If St. Louis can catch the ball more consistently, its starting rotation should bounce back. Carlos Martinez has won the No. 1 spot in the rotation, a position befitting his ability, and Adam Wainwright is the No. 2 man, a better spot for him at this stage of his career. Mike Leake, Lance Lynn and Michael Wacha fill out the rotation.
Leake, a sinkerball pitcher who was most affected by last year's subpar defense, actually started trying for strikeouts because he wasn't sure his teammates could make plays behind him. This spring, Leake has led the staff in innings and is producing a plethora of groundouts, looking more like the guy the Cardinals spent $80 million on before 2016.
"When he is making good pitches like he has almost all spring, and guys make plays, we have seen a lot of zeros," Matheny told mlb.com. "Staring at a complete game every time he gets out there with his style of pitching."

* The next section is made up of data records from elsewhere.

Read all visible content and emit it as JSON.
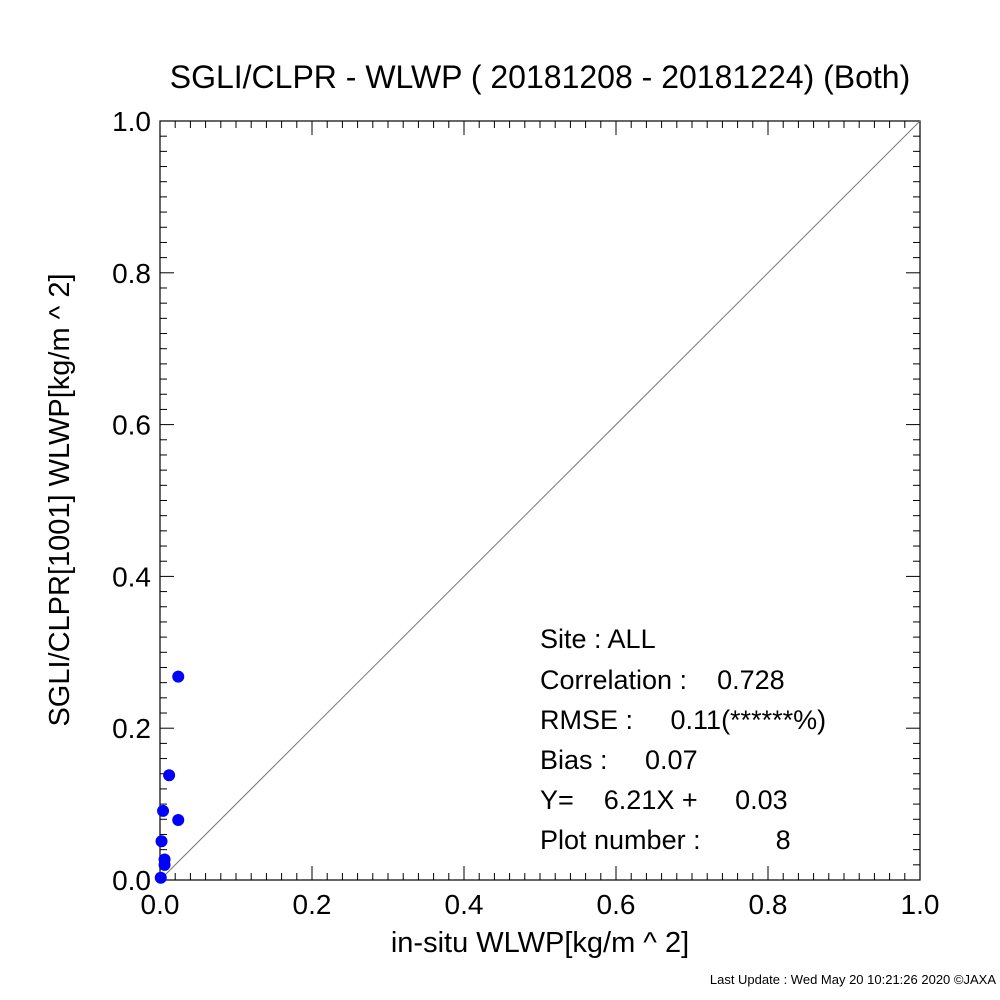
{
  "chart_data": {
    "type": "scatter",
    "title": "SGLI/CLPR - WLWP ( 20181208 - 20181224) (Both)",
    "xlabel": "in-situ WLWP[kg/m ^ 2]",
    "ylabel": "SGLI/CLPR[1001]     WLWP[kg/m ^ 2]",
    "xlim": [
      0.0,
      1.0
    ],
    "ylim": [
      0.0,
      1.0
    ],
    "x_ticks": [
      "0.0",
      "0.2",
      "0.4",
      "0.6",
      "0.8",
      "1.0"
    ],
    "y_ticks": [
      "0.0",
      "0.2",
      "0.4",
      "0.6",
      "0.8",
      "1.0"
    ],
    "reference_line": "1:1",
    "grid": false,
    "point_color": "#0000ff",
    "points": [
      {
        "x": 0.024,
        "y": 0.268
      },
      {
        "x": 0.012,
        "y": 0.138
      },
      {
        "x": 0.004,
        "y": 0.091
      },
      {
        "x": 0.024,
        "y": 0.079
      },
      {
        "x": 0.002,
        "y": 0.051
      },
      {
        "x": 0.006,
        "y": 0.027
      },
      {
        "x": 0.006,
        "y": 0.02
      },
      {
        "x": 0.001,
        "y": 0.003
      }
    ],
    "stats": {
      "site": "Site : ALL",
      "correlation": "Correlation :    0.728",
      "rmse": "RMSE :     0.11(******%)",
      "bias": "Bias :     0.07",
      "regression": "Y=    6.21X +     0.03",
      "plot_number": "Plot number :          8"
    }
  },
  "footer": "Last Update : Wed May 20 10:21:26 2020  ©JAXA"
}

Seung Hwan Oh is the closer this year with Kevin Siegrist as the primary setup man. Trevor Rosenthal is slated for a role similar to what Andrew Miller filled for Cleveland last postseason. The club thinks he could work multiple innings at high-leverage spots prior to closing time, shortening games and getting the game to Oh with a lead.
Matheny said after last year's 162nd game that a lot of teams were happy the Cardinals didn't make the postseason, because they could have given playoff teams fits. No one will ever know if that was true, but based on the signing of Fowler and a return to emphasizing the fundamentals that so mysteriously disappeared last summer, St. Louis could be back as an October mainstay.